Has HDFS joined MapReduce in the emerging “legacy Hadoop project” category, continuing the swap-out of components that formerly answered the question “what is Hadoop?” Stores for data were certainly a focus at Strata/Hadoop World in NY, O’Reilly and Cloudera’s well-run, well-attended, and always impactful fall event. The limitations of HDFS, including its append-only nature, have become inconvenient enough to push the community to “invent” something DBMS vendors like Oracle did decades ago: a bypass. After some pre-event leaks about its arrival, Cloudera chose its Strata keynote to announce Kudu, a new columnstore written in C++, bypassing HDFS entirely. Kudu will use an Apache license and will be submitted to the Apache process at some undetermined future time.
Replacing file systems to optimize storage for dominant use cases is not new, and there is ample reason to consider it. Recall what the Hadoop pioneers needed: a place for files, with optimizations for certain block sizes and data types that are no longer majority use cases as the ambition of the stack expands. Store your videos? Great. Log files and clickstreams that are read but never updated? You bet. Columnar stores that can be manipulated fast and efficiently, and updated, maybe even for HadOLAP processing? Not so much.
What about HBase, which is deployed on HDFS? Cloudera’s Amr Awadallah told Gartner that “for low latency lookups, HBase is still a good answer….maybe leveraging Apache Phoenix, if it needs to do a scan with a filter – great.” All the distributors support HBase – it’s also one of the earliest of the core stack pieces. For what Gartner calls HTAP (hybrid transactional analytic processing), where end to end business events include read, write, and compute in various combinations, developers know that structured data, schema on write, and other traditional values make a big difference. And Cloudera thinks the Hadoop stack can capture some of that work with the right foundation. Hence Kudu.
It’s not their only play: so far, Apache Parquet, which Cloudera has driven, has done pretty well despite the limitations; Impala over Parquet files has delivered satisfactory results. But Cloudera wants more. If Kudu succeeds in its goals, Parquet may eventually be just as marginalized as MapReduce is beginning to be – suitable for a subset of use cases, but superseded by superior stores from many others. Hortonworks is not supporting it, putting its weight instead behind Apache ORC, which became a top level project in April 2015. Every vendor is attempting to build its own differentiated component collection – just like closed-source vendors. The Open Data Platform Initiative (ODPI), which recently has gained more vendors along with another initial in its name, will have the interesting challenge of determining whether a standard reference architecture will play when participants all want their own pieces at each layer.
Cloudera was not alone at Strata in announcing store-level efforts. MapR enhanced MapR-DB to go after another use case: document DBMS-style storage within the Hadoop stack. MapR was early to rewrite at the storage layer, taking the non-Java road from its beginnings for better performance. Now, promising granular sub-document access, with multi-master, global deployment at scale on a Hadoop infrastructure with strong consistency and Python and Node.js language bindings available at launch, MapR seeks to tap JSON patterns that a huge developer community is already familiar with, tapping into a new audience. It will offer OJAI (Open JSON Application Interface), like other pieces of its stack, with an Apache license, but not via the Apache Software Foundation – a community strategy similar to Cloudera’s. And it will be competing with Apache Cassandra for that business – opening a front outside the Hadoop theater of operations.
WANdisco featured the storage layer too, announcing that its Fusion will now be available for Hadoop clusters running on EMC’s Elastic Cloud Storage (ECS) and Isilon storage systems, as well as other HDFS-compatible storage in both public and private cloud environments. The aim is to provide a consistent view of an organization’s data across all clusters and locations, without downtime or data loss. WANdisco claims customers can scale up their Hadoop deployments to double their current size by converting formerly read-only standby backup and recovery servers and clusters to full production use.

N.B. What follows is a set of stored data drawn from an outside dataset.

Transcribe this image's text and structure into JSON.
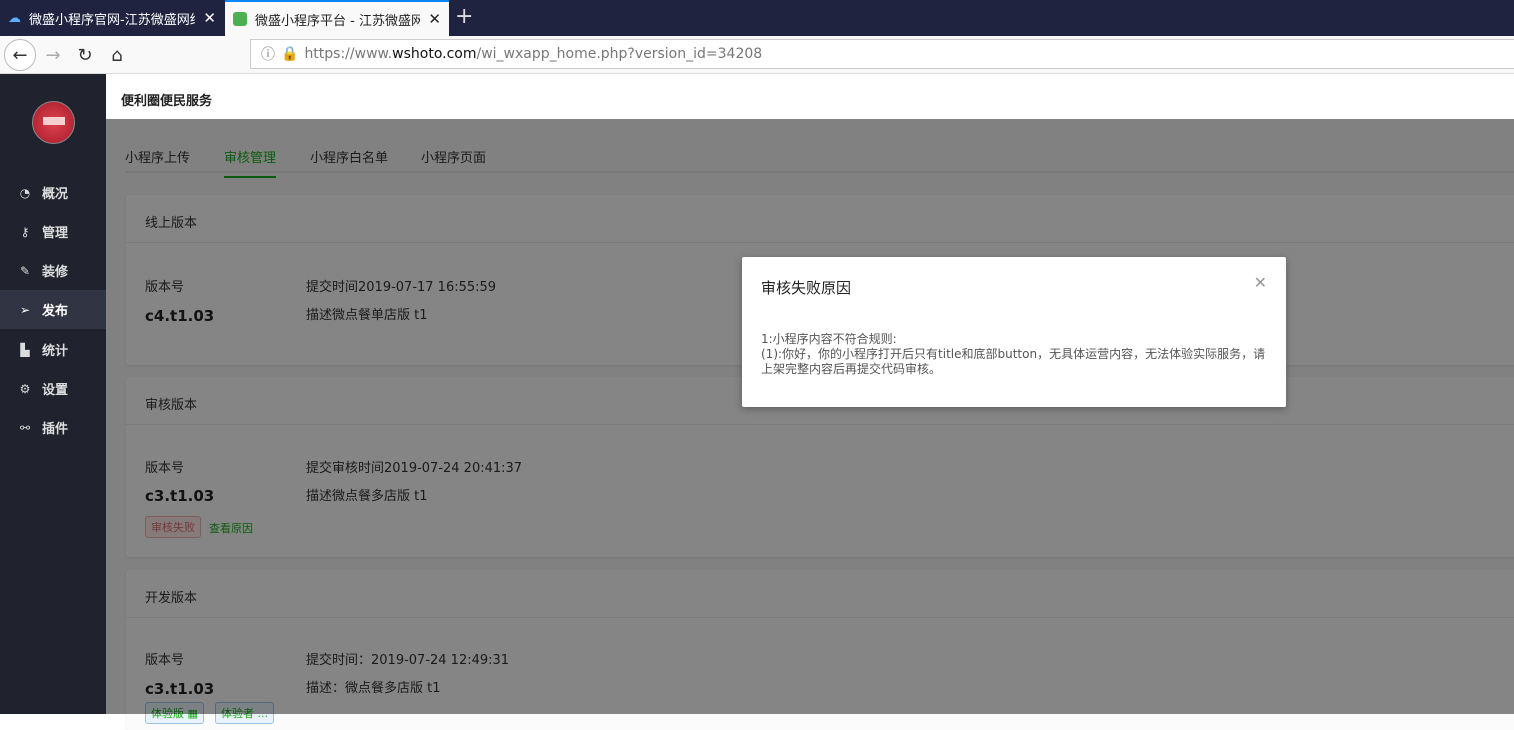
{
  "browser": {
    "tabs": [
      {
        "title": "微盛小程序官网-江苏微盛网络"
      },
      {
        "title": "微盛小程序平台 - 江苏微盛网络"
      }
    ],
    "url_prefix": "https://www.",
    "url_domain": "wshoto.com",
    "url_path": "/wi_wxapp_home.php?version_id=34208"
  },
  "sidebar": {
    "items": [
      {
        "label": "概况",
        "icon": "dashboard-icon"
      },
      {
        "label": "管理",
        "icon": "key-icon"
      },
      {
        "label": "装修",
        "icon": "brush-icon"
      },
      {
        "label": "发布",
        "icon": "send-icon"
      },
      {
        "label": "统计",
        "icon": "chart-icon"
      },
      {
        "label": "设置",
        "icon": "gear-icon"
      },
      {
        "label": "插件",
        "icon": "link-icon"
      }
    ],
    "active": "发布"
  },
  "header": {
    "title": "便利圈便民服务"
  },
  "tabs": [
    "小程序上传",
    "审核管理",
    "小程序白名单",
    "小程序页面"
  ],
  "cards": [
    {
      "title": "线上版本",
      "version_label": "版本号",
      "version": "c4.t1.03",
      "time": "提交时间2019-07-17 16:55:59",
      "desc": "描述微点餐单店版 t1"
    },
    {
      "title": "审核版本",
      "version_label": "版本号",
      "version": "c3.t1.03",
      "time": "提交审核时间2019-07-24 20:41:37",
      "desc": "描述微点餐多店版 t1",
      "status": "审核失败",
      "reason_link": "查看原因"
    },
    {
      "title": "开发版本",
      "version_label": "版本号",
      "version": "c3.t1.03",
      "time": "提交时间：2019-07-24 12:49:31",
      "desc": "描述：微点餐多店版 t1",
      "buttons": [
        "体验版 ▦",
        "体验者 ..."
      ]
    }
  ],
  "modal": {
    "title": "审核失败原因",
    "line1": "1:小程序内容不符合规则:",
    "line2": "(1):你好，你的小程序打开后只有title和底部button，无具体运营内容，无法体验实际服务，请上架完整内容后再提交代码审核。"
  }
}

Stores in the cloud got their share of attention elsewhere as well. Microsoft announced its Azure Data Lake, using HDFS in the cloud, featuring autosharding, an understanding of locality, and the promise of support for other types of data stores looming as a possible future. Amazon was on the Strata floor too, perhaps feeling the heat as other players start to target their relatively unchallenged cloud leadership so far. They have partnered with MapR for quite some time at the storage level, but that was not a focus at their booth.
What is clear is that innovation in storage has not finished yet. More ideas – some new, some Re:Invented (Amazon chose a good name for its annual event) will continue to emerge and disrupt information fabrics everywhere. Different stores fir different chores.
There were other themes too at Strata this year: security, simplicity for developers and deployers all got plenty of attention – and, of course, streaming. Security and streaming share the theme of competing, proliferating standards, with Hortonworks creating a new business line, DataTorrent pushing its leadership into Apache Apex, Kafka and Spark surging into leadership on the hype front, and the entire Hadoop ecosystem seeming ready to pivot from data at rest to data in motion. More to come on those topics in upcoming blog posts.